También se ha reducido la vida útil de los tokens de acceso personal a siete días y se ha desactivado el acceso SSH (Secure Shell) para todos los repositorios de ingeniería internos de Microsoft. Con estas medidas, se ha limitado significativamente el acceso a los sistemas de ingeniería, reduciendo así la posibilidad de compromisos de seguridad.
5. Supervisión y detección de amenazas
Microsoft ha hecho avances notables en la adopción de bibliotecas estándar para los registros de auditoría de seguridad en toda su infraestructura y servicios de producción. Esto asegura que todos los datos de telemetría relevantes se registren y se conserven durante un mínimo de dos años.
Un ejemplo destacado es la gestión central de los registros de auditoría de seguridad de la infraestructura de identidad, cubriendo todos los eventos a lo largo del ciclo de vida de las claves de firma existentes. Actualmente, más del 99% de los elementos de red están integrados en un sistema central de recopilación y retención de registros de seguridad, lo que facilita la identificación de amenazas potenciales.
6. Respuesta y mediación ante incidentes
Microsoft ha mejorado sus procesos internos para reducir el tiempo de resolución de vulnerabilidades críticas en la nube. Además, la compañía ha comenzado a publicar vulnerabilidades cloud críticas como debilidades y exposiciones comunes (CVE), incluso cuando no se requiere acción por parte de los clientes.
Esto aumenta la transparencia y facilita una mejor comprensión de los riesgos por parte de la comunidad. Para mejorar la respuesta ante incidentes, se ha establecido la Oficina de Gestión de Seguridad del Cliente (CSMO), encargada de la comunicación pública y la participación del cliente durante incidentes de seguridad.
Perspectivas a futuro
Microsoft subraya que el trabajo realizado hasta ahora en la Iniciativa de Futuro Seguro es solo el comienzo. La compañía reconoce que las ciberamenazas seguirán evolucionando, y su enfoque se centrará en continuar adaptándose a estos cambios. La SFI seguirá evolucionando para perfeccionar las prácticas de seguridad, integrar recomendaciones de la industria y colaborar con organismos externos para fortalecer la resiliencia de sus sistemas y servicios.

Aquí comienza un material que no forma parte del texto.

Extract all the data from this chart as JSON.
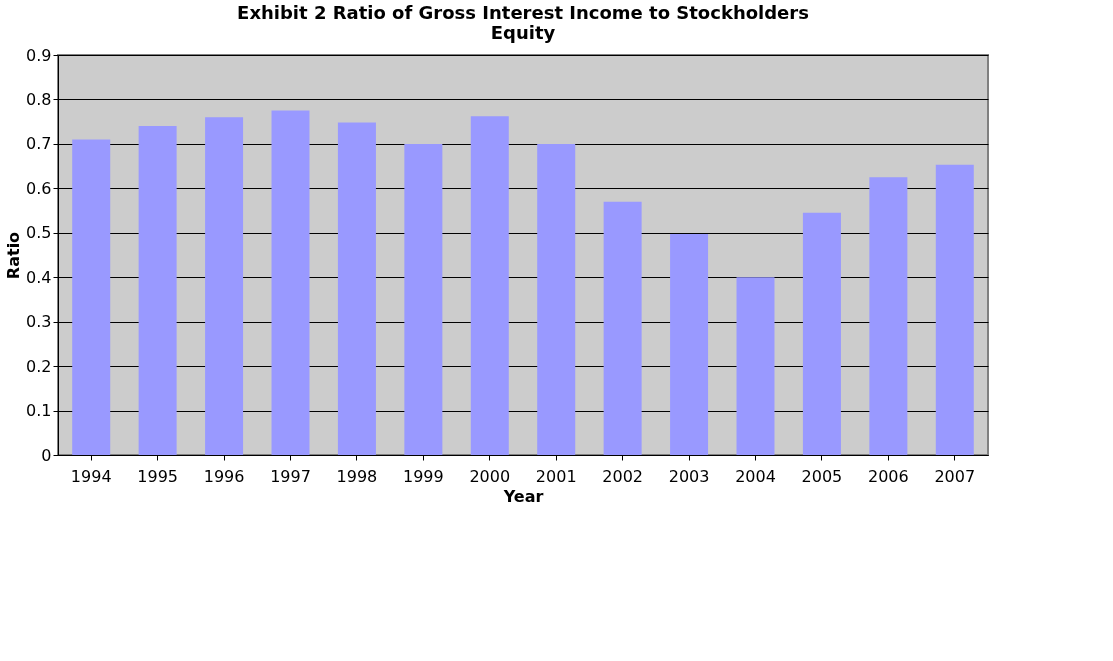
{
  "chart_data": {
    "type": "bar",
    "title": [
      "Exhibit 2 Ratio of Gross Interest Income to Stockholders",
      "Equity"
    ],
    "xlabel": "Year",
    "ylabel": "Ratio",
    "categories": [
      "1994",
      "1995",
      "1996",
      "1997",
      "1998",
      "1999",
      "2000",
      "2001",
      "2002",
      "2003",
      "2004",
      "2005",
      "2006",
      "2007"
    ],
    "values": [
      0.71,
      0.74,
      0.76,
      0.775,
      0.748,
      0.7,
      0.762,
      0.7,
      0.57,
      0.497,
      0.4,
      0.545,
      0.625,
      0.653
    ],
    "color": "#9999ff",
    "ylim": [
      0,
      0.9
    ],
    "yticks": [
      0,
      0.1,
      0.2,
      0.3,
      0.4,
      0.5,
      0.6,
      0.7,
      0.8,
      0.9
    ],
    "grid": "y"
  }
}
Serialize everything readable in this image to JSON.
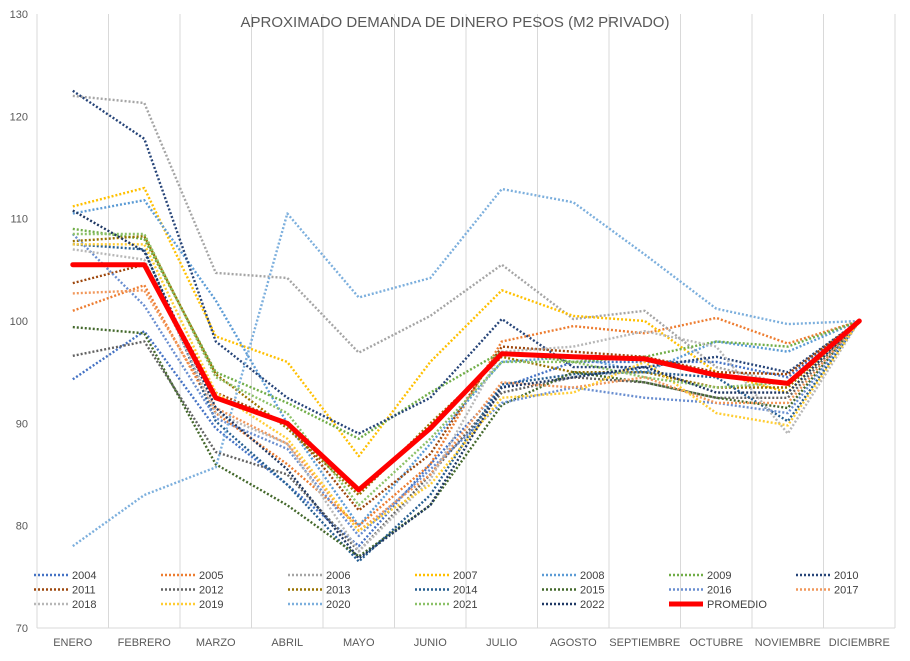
{
  "chart_data": {
    "type": "line",
    "title": "APROXIMADO DEMANDA DE DINERO PESOS (M2 PRIVADO)",
    "xlabel": "",
    "ylabel": "",
    "ylim": [
      70,
      130
    ],
    "yticks": [
      70,
      80,
      90,
      100,
      110,
      120,
      130
    ],
    "grid": "vertical",
    "legend_position": "bottom",
    "categories": [
      "ENERO",
      "FEBRERO",
      "MARZO",
      "ABRIL",
      "MAYO",
      "JUNIO",
      "JULIO",
      "AGOSTO",
      "SEPTIEMBRE",
      "OCTUBRE",
      "NOVIEMBRE",
      "DICIEMBRE"
    ],
    "series": [
      {
        "name": "2004",
        "color": "#4472C4",
        "style": "dotted",
        "values": [
          94.3,
          99.0,
          89.5,
          84.0,
          78.0,
          86.0,
          93.5,
          96.0,
          96.0,
          96.0,
          94.5,
          100
        ]
      },
      {
        "name": "2005",
        "color": "#ED7D31",
        "style": "dotted",
        "values": [
          101.0,
          103.5,
          91.0,
          86.0,
          80.0,
          86.0,
          98.0,
          99.5,
          98.8,
          100.3,
          97.8,
          100
        ]
      },
      {
        "name": "2006",
        "color": "#A5A5A5",
        "style": "dotted",
        "values": [
          122.0,
          121.3,
          104.7,
          104.2,
          96.9,
          100.5,
          105.5,
          100.2,
          101.0,
          95.5,
          93.8,
          100
        ]
      },
      {
        "name": "2007",
        "color": "#FFC000",
        "style": "dotted",
        "values": [
          111.2,
          113.0,
          98.5,
          96.0,
          86.8,
          96.0,
          103.0,
          100.5,
          100.0,
          95.0,
          93.0,
          100
        ]
      },
      {
        "name": "2008",
        "color": "#5B9BD5",
        "style": "dotted",
        "values": [
          110.5,
          111.8,
          102.0,
          90.0,
          80.0,
          88.0,
          96.0,
          96.5,
          95.0,
          98.0,
          97.0,
          100
        ]
      },
      {
        "name": "2009",
        "color": "#70AD47",
        "style": "dotted",
        "values": [
          109.0,
          108.0,
          95.0,
          92.0,
          88.5,
          93.0,
          97.0,
          96.0,
          96.5,
          98.0,
          97.5,
          100
        ]
      },
      {
        "name": "2010",
        "color": "#264478",
        "style": "dotted",
        "values": [
          122.5,
          117.8,
          98.0,
          92.5,
          89.0,
          92.5,
          100.2,
          95.5,
          95.5,
          96.5,
          95.0,
          100
        ]
      },
      {
        "name": "2011",
        "color": "#9E480E",
        "style": "dotted",
        "values": [
          103.7,
          105.5,
          93.0,
          90.0,
          81.5,
          87.0,
          97.5,
          97.0,
          96.5,
          95.0,
          94.8,
          100
        ]
      },
      {
        "name": "2012",
        "color": "#636363",
        "style": "dotted",
        "values": [
          96.6,
          98.0,
          87.2,
          85.0,
          77.5,
          85.0,
          93.0,
          94.5,
          94.0,
          92.5,
          92.5,
          100
        ]
      },
      {
        "name": "2013",
        "color": "#997300",
        "style": "dotted",
        "values": [
          107.8,
          108.3,
          94.8,
          89.5,
          83.0,
          90.0,
          96.5,
          95.0,
          95.0,
          93.5,
          93.5,
          100
        ]
      },
      {
        "name": "2014",
        "color": "#255E91",
        "style": "dotted",
        "values": [
          107.5,
          107.0,
          90.2,
          84.0,
          76.5,
          83.0,
          93.8,
          94.8,
          95.0,
          94.5,
          90.2,
          100
        ]
      },
      {
        "name": "2015",
        "color": "#43682B",
        "style": "dotted",
        "values": [
          99.4,
          98.8,
          86.0,
          82.0,
          77.0,
          82.0,
          91.8,
          95.0,
          94.0,
          92.5,
          91.5,
          100
        ]
      },
      {
        "name": "2016",
        "color": "#698ED0",
        "style": "dotted",
        "values": [
          108.5,
          101.5,
          90.5,
          87.5,
          79.0,
          85.5,
          92.0,
          93.5,
          92.5,
          92.0,
          91.0,
          100
        ]
      },
      {
        "name": "2017",
        "color": "#F1975A",
        "style": "dotted",
        "values": [
          102.7,
          103.0,
          91.5,
          88.0,
          79.5,
          85.0,
          94.0,
          93.5,
          94.5,
          92.0,
          92.0,
          100
        ]
      },
      {
        "name": "2018",
        "color": "#B7B7B7",
        "style": "dotted",
        "values": [
          107.0,
          106.0,
          91.0,
          88.0,
          77.5,
          84.5,
          97.0,
          97.5,
          99.0,
          97.5,
          89.0,
          100
        ]
      },
      {
        "name": "2019",
        "color": "#FFCD33",
        "style": "dotted",
        "values": [
          107.5,
          107.5,
          93.0,
          88.5,
          79.5,
          84.0,
          92.5,
          93.0,
          96.0,
          91.0,
          89.8,
          100
        ]
      },
      {
        "name": "2020",
        "color": "#7CAFDD",
        "style": "dotted",
        "values": [
          78.0,
          83.0,
          85.7,
          110.5,
          102.3,
          104.2,
          112.9,
          111.6,
          106.5,
          101.2,
          99.7,
          100
        ]
      },
      {
        "name": "2021",
        "color": "#8CC168",
        "style": "dotted",
        "values": [
          108.5,
          108.5,
          94.5,
          91.0,
          82.0,
          88.5,
          96.0,
          96.0,
          94.5,
          93.5,
          94.0,
          100
        ]
      },
      {
        "name": "2022",
        "color": "#1F3864",
        "style": "dotted",
        "values": [
          110.8,
          106.8,
          91.5,
          85.5,
          76.8,
          82.0,
          93.5,
          94.5,
          95.5,
          93.0,
          93.0,
          100
        ]
      },
      {
        "name": "PROMEDIO",
        "color": "#FF0000",
        "style": "solid",
        "values": [
          105.5,
          105.5,
          92.5,
          90.0,
          83.5,
          89.5,
          96.8,
          96.5,
          96.3,
          94.7,
          93.9,
          100
        ]
      }
    ]
  }
}
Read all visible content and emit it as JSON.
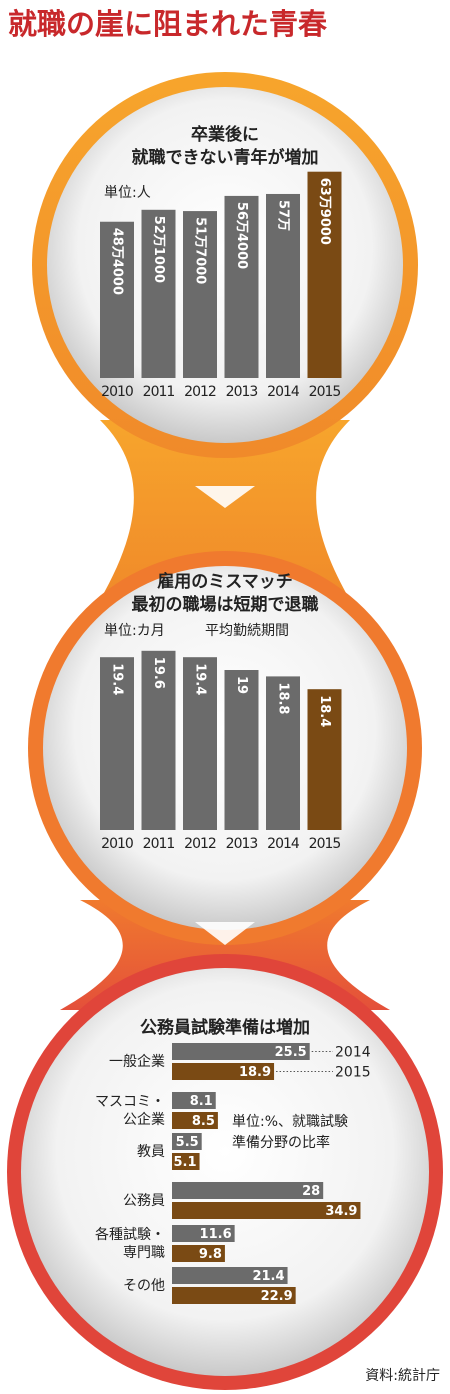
{
  "title": "就職の崖に阻まれた青春",
  "source": "資料:統計庁",
  "chart_data": [
    {
      "type": "bar",
      "title": [
        "卒業後に",
        "就職できない青年が増加"
      ],
      "unit": "単位:人",
      "categories": [
        "2010",
        "2011",
        "2012",
        "2013",
        "2014",
        "2015"
      ],
      "values": [
        484000,
        521000,
        517000,
        564000,
        570000,
        639000
      ],
      "value_labels": [
        "48万4000",
        "52万1000",
        "51万7000",
        "56万4000",
        "57万",
        "63万9000"
      ],
      "colors": [
        "#6b6b6b",
        "#6b6b6b",
        "#6b6b6b",
        "#6b6b6b",
        "#6b6b6b",
        "#7a4a14"
      ],
      "ylim": [
        0,
        700000
      ]
    },
    {
      "type": "bar",
      "title": [
        "雇用のミスマッチ",
        "最初の職場は短期で退職"
      ],
      "unit": "単位:カ月",
      "subtitle": "平均勤続期間",
      "categories": [
        "2010",
        "2011",
        "2012",
        "2013",
        "2014",
        "2015"
      ],
      "values": [
        19.4,
        19.6,
        19.4,
        19,
        18.8,
        18.4
      ],
      "colors": [
        "#6b6b6b",
        "#6b6b6b",
        "#6b6b6b",
        "#6b6b6b",
        "#6b6b6b",
        "#7a4a14"
      ],
      "ylim": [
        14,
        20
      ]
    },
    {
      "type": "hbar",
      "title": [
        "公務員試験準備は増加"
      ],
      "categories": [
        [
          "一般企業"
        ],
        [
          "マスコミ・",
          "公企業"
        ],
        [
          "教員"
        ],
        [
          "公務員"
        ],
        [
          "各種試験・",
          "専門職"
        ],
        [
          "その他"
        ]
      ],
      "series": [
        {
          "name": "2014",
          "color": "#6b6b6b",
          "values": [
            25.5,
            8.1,
            5.5,
            28,
            11.6,
            21.4
          ]
        },
        {
          "name": "2015",
          "color": "#7a4a14",
          "values": [
            18.9,
            8.5,
            5.1,
            34.9,
            9.8,
            22.9
          ]
        }
      ],
      "note": [
        "単位:%、就職試験",
        "準備分野の比率"
      ],
      "xlim": [
        0,
        35
      ]
    }
  ]
}
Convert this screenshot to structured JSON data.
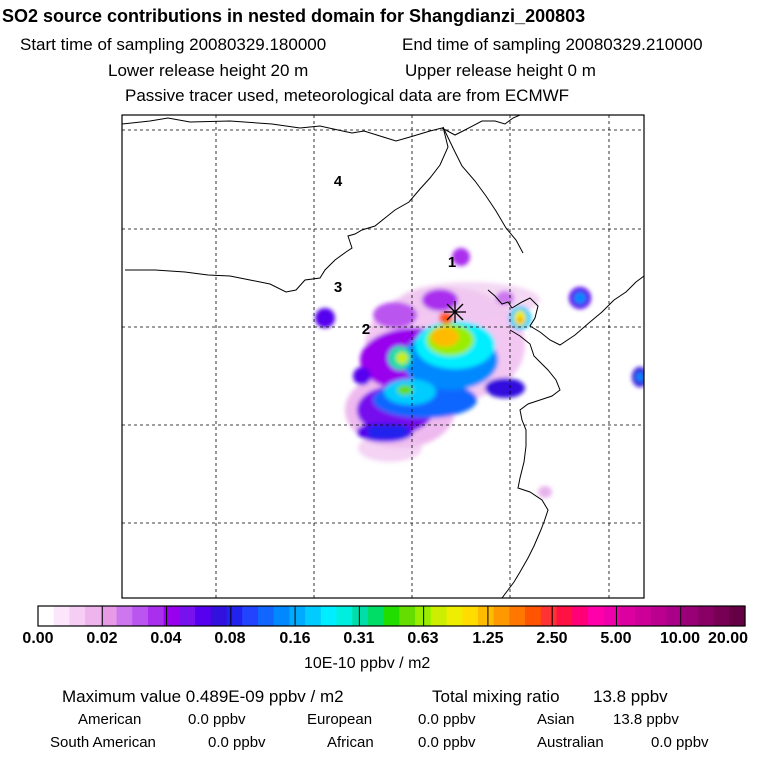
{
  "header": {
    "title": "SO2 source contributions in nested domain for Shangdianzi_200803",
    "start": "Start time of sampling 20080329.180000",
    "end": "End time of sampling 20080329.210000",
    "lower": "Lower release height   20 m",
    "upper": "Upper release height    0 m",
    "note": "Passive tracer used, meteorological data are from ECMWF"
  },
  "map": {
    "region_labels": [
      "4",
      "1",
      "3",
      "2"
    ],
    "station_marker": "star-marker"
  },
  "colorbar": {
    "ticks": [
      "0.00",
      "0.02",
      "0.04",
      "0.08",
      "0.16",
      "0.31",
      "0.63",
      "1.25",
      "2.50",
      "5.00",
      "10.00",
      "20.00"
    ],
    "colors": [
      "#ffffff",
      "#fbe6fb",
      "#f5cdf5",
      "#eeb4ee",
      "#e79be7",
      "#cc77ee",
      "#bb55f0",
      "#aa2eee",
      "#9900ee",
      "#7711ee",
      "#5500ee",
      "#3311dd",
      "#2222ee",
      "#2244ff",
      "#1166ff",
      "#0088ff",
      "#00aaff",
      "#00ccff",
      "#00eeff",
      "#00eedd",
      "#00ddaa",
      "#00dd66",
      "#22dd00",
      "#66dd00",
      "#99ee00",
      "#ccee00",
      "#eeee00",
      "#ffdd00",
      "#ffbb00",
      "#ff9900",
      "#ff7700",
      "#ff5500",
      "#ff3333",
      "#ff1144",
      "#ff0077",
      "#ff00aa",
      "#ee00aa",
      "#dd00a0",
      "#cc0099",
      "#bb0090",
      "#aa0088",
      "#990077",
      "#880066",
      "#770055",
      "#660044"
    ],
    "units": "10E-10 ppbv / m2"
  },
  "summary": {
    "max": "Maximum value  0.489E-09 ppbv / m2",
    "total_label": "Total mixing ratio",
    "total_value": "13.8 ppbv",
    "regions": [
      {
        "name": "American",
        "value": "0.0 ppbv"
      },
      {
        "name": "European",
        "value": "0.0 ppbv"
      },
      {
        "name": "Asian",
        "value": "13.8 ppbv"
      },
      {
        "name": "South American",
        "value": "0.0 ppbv"
      },
      {
        "name": "African",
        "value": "0.0 ppbv"
      },
      {
        "name": "Australian",
        "value": "0.0 ppbv"
      }
    ]
  }
}
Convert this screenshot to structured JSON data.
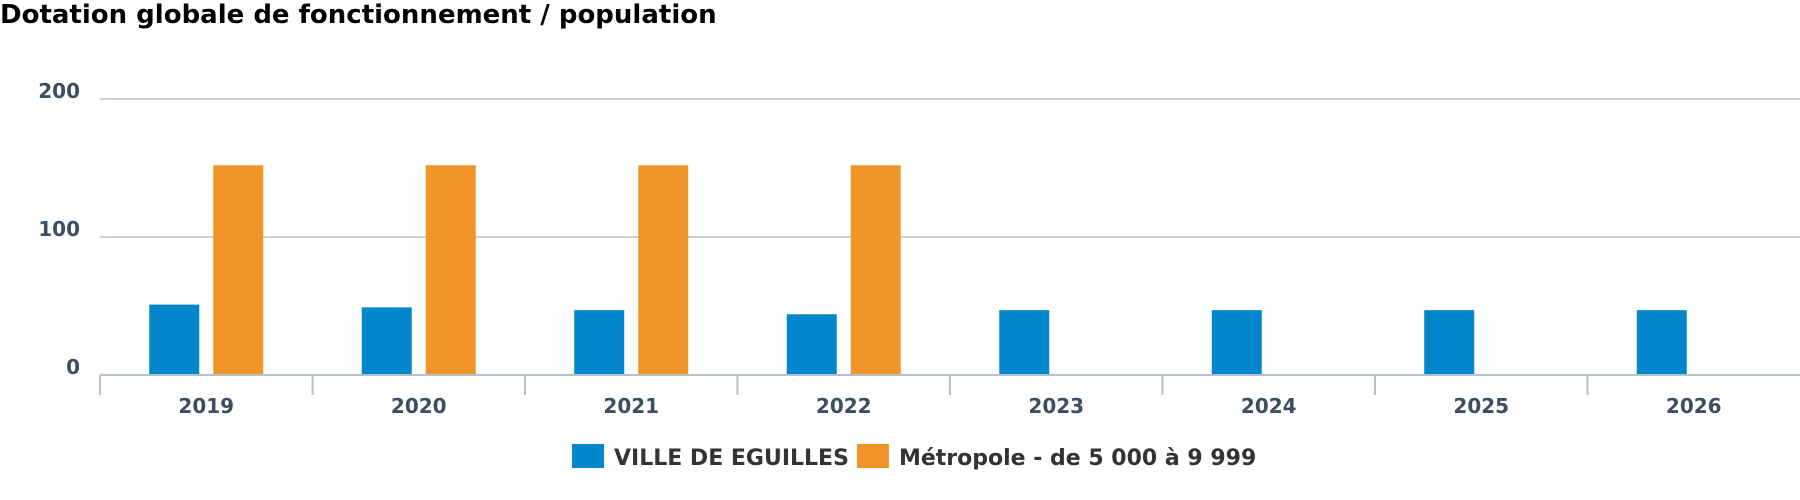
{
  "chart_data": {
    "type": "bar",
    "title": "Dotation globale de fonctionnement / population",
    "categories": [
      "2019",
      "2020",
      "2021",
      "2022",
      "2023",
      "2024",
      "2025",
      "2026"
    ],
    "series": [
      {
        "name": "VILLE DE EGUILLES",
        "color": "#0387cc",
        "values": [
          51,
          49,
          47,
          44,
          47,
          47,
          47,
          47
        ]
      },
      {
        "name": "Métropole - de 5 000 à 9 999",
        "color": "#f0952a",
        "values": [
          152,
          152,
          152,
          152,
          null,
          null,
          null,
          null
        ]
      }
    ],
    "yticks": [
      0,
      100,
      200
    ],
    "ylim": [
      0,
      200
    ],
    "grid": true,
    "legend": "bottom-center",
    "xlabel": "",
    "ylabel": ""
  }
}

El compromiso de Microsoft con la transparencia y la mejora continua en ciberseguridad permanece firme. Este año, la empresa se unió al compromiso «Secure by Design» de la Agencia de Seguridad de Infraestructura y Ciberseguridad de Estados Unidos (CISA), lo que refuerza su dedicación a integrar la seguridad en todos los aspectos de sus productos y servicios. A medida que la SFI avanza, Microsoft planea seguir colaborando estrechamente con la industria para compartir conocimientos y desarrollar soluciones que contribuyan a un entorno digital más seguro para todos.